Too many demands. Too many questions.
“Come here, Jerry.  Give me some help,” I say.
“What did you do to the light in here? It’s too dark all of a sudden.”
I make the typing gestures. As for Jerry and his package, things are still looking up, the stakes have been raised. Someone is paying attention. I wait to see how the female voices respond to this upturn of events. Some want oil. Others need batteries. Two begin to cuddle, but that’s another story.
A voice yells, “I don’t care how hung he is, just shoot the cheating bastard.” I rise up on my elbows, look around. A woman who spoke is rather large. She tosses a handgun toward me. It lands on the bed. .It’s a Smith and Wesson 38 Special.
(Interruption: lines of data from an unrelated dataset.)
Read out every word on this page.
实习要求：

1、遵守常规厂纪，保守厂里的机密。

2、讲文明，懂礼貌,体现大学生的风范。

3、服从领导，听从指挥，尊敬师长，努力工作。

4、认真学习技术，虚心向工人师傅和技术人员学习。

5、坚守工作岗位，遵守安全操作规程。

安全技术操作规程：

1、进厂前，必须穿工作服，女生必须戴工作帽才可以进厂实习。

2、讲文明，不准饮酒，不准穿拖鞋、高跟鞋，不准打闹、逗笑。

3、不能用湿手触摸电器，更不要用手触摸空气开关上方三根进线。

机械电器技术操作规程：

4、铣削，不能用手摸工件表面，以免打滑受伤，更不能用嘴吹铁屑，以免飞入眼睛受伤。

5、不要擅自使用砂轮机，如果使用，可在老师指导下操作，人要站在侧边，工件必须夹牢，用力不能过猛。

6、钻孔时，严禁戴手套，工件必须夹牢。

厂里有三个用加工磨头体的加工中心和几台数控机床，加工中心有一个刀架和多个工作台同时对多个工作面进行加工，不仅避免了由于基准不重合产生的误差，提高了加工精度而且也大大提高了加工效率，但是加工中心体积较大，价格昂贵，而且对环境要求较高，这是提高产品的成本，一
I check the cylinder. It’s loaded. Jerry hovers over me, leans down and rips my panties off, then he kneels and leans in. Maybe, he can’t see the gun. He’s busy. I pull back the hammer, reach forward and place the end of the barrel at the top his head.
I decide to wait a few minutes, to delay things a little before pulling the trigger. Some things are best prolonged.

                                                                                                   * * *

Life can be painful, even absurd. Luckily, especially for people like Jerry, we have the option of fiction. It’s why we have writers, after all.
That’s what Karen thinks.
She sits up in bed and puts the computer to the side and removes the bag of vanilla wafers she’s been eating – and her other familiar plaything -- from her lap. She places the wafers on the nightstand, puts the plaything in the drawer under some magazines.
She hauls herself off the bed.
She walks to the window, parts the curtains and watches Harold, her husband, heave his fat ass into his car and drive away, already late for work. He’d best remember the ice cream.